Letters, contributions and comments sent in from Times’ readers this week.

Council has funds to freeze tax rise

Trevor Ellis, Chalk Hill Road, writes:

In regard to the leader of Brent council’s letter (A fairer deal in Brent and a need to balance the budget) I would like to share my thoughts on his call for “a fairer deal for Brent.”

If a shortage of money is the reason why Cllr Butt is effectively pleading poverty and laying the blame at the feet of the Tory led government for the “tough choices” he and his cabinet must make, I would like to ask him to cast his mind back to January 2015 and explain what happened to the £1.3million which according to Cllr John Warren wasn’t spent?

I find it rather confusing how Cllr Butt attempts to justify making band D householders pay 4.99 per cent to plug the gap in the 2018/2019 budget while failing to clarify how much the council has in it reserves and how it is to be spent?

Also a council that can afford to give £1m to the Tricycle Theatre while it chose to cease funding for the New Millennium Day Centre doesn’t reflect a cabinet with few options left other than to impose severe cuts (which by co-incidence affects the most vulnerable and needy in Brent).

No, it rather makes Brent Council look like a cabinet that is making a rod for its back simply because it gets its priorities wrong and then puts the blame on central government.

The rod of course falls upon the backs of you and I because we are the ones that feel the pain when yet another community centre is forced to close down and when band D householders are expected to pay.

I’m not accusing Cllr Butt of being dishonest but I do believe that there is a real need for clarity rather than letters which attempt to make Brent council look like the victim of a tight fisted policy imposed by the Tory led government when the evidence suggests that the woes “we are feeling” are partly due to the way the council choses to spend your money.

Let’s end child poverty in Brent

Navin Shah Assembly Member, Brent and Harrow, writes:

It’s sad and frustrating to hear that around a third of children in our capital are growing up in poverty.

These statistics, published by the End Child Poverty Coalition, are yet another damming indictment of the government’s punitive agenda of cuts to welfare and its failure to address the cost of living crisis.

Worryingly, in Brent, figures show that 36.84 per cent of children are growing up beneath the breadline.
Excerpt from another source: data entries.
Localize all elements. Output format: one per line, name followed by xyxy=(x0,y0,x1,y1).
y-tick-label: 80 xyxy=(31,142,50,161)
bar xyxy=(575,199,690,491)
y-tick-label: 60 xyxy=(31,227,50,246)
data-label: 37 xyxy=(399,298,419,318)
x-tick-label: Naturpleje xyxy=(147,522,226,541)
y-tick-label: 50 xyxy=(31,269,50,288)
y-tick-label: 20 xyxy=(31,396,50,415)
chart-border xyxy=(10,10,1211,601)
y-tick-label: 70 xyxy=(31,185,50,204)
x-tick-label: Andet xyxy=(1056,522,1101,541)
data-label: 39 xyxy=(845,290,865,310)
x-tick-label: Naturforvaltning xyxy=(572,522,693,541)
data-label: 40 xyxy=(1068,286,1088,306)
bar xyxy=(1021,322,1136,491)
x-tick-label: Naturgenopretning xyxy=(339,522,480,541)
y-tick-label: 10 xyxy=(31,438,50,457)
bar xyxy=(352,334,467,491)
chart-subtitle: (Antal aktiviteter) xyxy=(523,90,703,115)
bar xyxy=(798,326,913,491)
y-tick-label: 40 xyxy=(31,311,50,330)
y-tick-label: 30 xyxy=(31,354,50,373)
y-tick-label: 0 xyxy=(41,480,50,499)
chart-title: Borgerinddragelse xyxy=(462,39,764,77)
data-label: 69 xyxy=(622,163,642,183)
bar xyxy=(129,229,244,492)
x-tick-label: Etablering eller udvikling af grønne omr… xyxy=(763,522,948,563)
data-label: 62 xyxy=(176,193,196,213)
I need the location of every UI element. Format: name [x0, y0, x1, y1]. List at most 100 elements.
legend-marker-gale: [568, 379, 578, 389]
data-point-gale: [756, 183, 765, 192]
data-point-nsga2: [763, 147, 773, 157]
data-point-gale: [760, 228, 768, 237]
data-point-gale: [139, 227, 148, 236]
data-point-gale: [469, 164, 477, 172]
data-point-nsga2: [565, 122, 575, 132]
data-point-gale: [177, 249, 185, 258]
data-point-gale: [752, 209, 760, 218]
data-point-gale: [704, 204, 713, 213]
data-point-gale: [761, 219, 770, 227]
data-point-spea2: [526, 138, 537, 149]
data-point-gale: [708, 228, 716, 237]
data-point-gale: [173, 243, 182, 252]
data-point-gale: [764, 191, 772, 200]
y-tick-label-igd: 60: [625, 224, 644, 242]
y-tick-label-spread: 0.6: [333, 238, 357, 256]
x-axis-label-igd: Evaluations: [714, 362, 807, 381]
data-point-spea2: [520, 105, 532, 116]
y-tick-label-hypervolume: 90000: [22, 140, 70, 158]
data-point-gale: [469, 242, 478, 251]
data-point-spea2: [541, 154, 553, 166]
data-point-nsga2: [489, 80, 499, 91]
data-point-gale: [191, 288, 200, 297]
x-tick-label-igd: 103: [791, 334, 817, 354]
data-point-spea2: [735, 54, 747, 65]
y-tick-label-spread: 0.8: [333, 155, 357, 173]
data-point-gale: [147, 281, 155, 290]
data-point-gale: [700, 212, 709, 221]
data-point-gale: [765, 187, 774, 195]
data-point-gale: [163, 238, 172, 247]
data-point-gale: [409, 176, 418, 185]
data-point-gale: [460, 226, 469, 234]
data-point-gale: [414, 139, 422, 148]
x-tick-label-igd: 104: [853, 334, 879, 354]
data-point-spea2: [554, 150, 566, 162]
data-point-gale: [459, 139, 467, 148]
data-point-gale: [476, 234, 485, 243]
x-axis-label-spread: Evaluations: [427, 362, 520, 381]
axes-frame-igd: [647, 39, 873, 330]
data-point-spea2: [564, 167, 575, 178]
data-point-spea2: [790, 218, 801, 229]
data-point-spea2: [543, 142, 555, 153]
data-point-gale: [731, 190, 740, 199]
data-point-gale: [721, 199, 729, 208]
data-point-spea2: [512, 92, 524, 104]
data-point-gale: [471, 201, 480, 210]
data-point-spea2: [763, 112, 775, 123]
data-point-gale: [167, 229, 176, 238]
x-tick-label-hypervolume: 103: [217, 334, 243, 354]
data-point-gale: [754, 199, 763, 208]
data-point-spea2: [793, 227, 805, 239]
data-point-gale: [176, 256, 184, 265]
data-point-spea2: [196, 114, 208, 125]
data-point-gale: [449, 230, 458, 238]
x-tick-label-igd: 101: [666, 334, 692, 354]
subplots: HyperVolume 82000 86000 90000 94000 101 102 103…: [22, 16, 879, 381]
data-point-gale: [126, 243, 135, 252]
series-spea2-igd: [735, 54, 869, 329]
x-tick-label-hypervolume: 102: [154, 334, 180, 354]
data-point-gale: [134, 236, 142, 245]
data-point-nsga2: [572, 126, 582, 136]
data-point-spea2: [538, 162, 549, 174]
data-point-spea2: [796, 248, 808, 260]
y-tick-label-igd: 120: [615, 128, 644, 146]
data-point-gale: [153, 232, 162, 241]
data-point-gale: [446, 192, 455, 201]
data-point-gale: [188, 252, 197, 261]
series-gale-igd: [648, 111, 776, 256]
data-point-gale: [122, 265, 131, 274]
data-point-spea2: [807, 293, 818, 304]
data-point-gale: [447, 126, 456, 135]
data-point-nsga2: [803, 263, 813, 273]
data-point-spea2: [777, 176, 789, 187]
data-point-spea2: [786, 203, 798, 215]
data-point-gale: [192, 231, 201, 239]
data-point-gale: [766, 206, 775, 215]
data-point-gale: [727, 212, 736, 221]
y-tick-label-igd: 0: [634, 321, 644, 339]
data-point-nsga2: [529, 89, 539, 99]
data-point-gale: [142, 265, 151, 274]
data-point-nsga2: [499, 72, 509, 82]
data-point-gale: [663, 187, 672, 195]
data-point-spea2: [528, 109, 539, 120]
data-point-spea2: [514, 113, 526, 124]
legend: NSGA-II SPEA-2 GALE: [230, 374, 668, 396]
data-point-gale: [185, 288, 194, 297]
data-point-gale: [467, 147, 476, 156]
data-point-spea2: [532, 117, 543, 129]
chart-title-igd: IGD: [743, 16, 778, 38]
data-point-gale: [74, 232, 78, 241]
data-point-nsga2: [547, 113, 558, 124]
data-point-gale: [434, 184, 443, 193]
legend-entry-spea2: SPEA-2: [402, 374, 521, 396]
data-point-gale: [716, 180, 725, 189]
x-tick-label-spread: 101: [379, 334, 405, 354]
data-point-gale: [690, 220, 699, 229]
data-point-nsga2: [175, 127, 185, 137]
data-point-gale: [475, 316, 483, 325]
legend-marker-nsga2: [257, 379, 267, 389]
The government says that work is the best way route of poverty, yet in London, 58pc of those in poverty are from working families.

I support calls from the End Child Poverty Coalition for the government to end its policy of freezing children’s benefits until 2020 to alleviate the burgeoning costs of living in London.

We need the government to start acting now to eradicate inequalities leading to child poverty.

The delivery of genuine council homes at social rent would be a good place to start.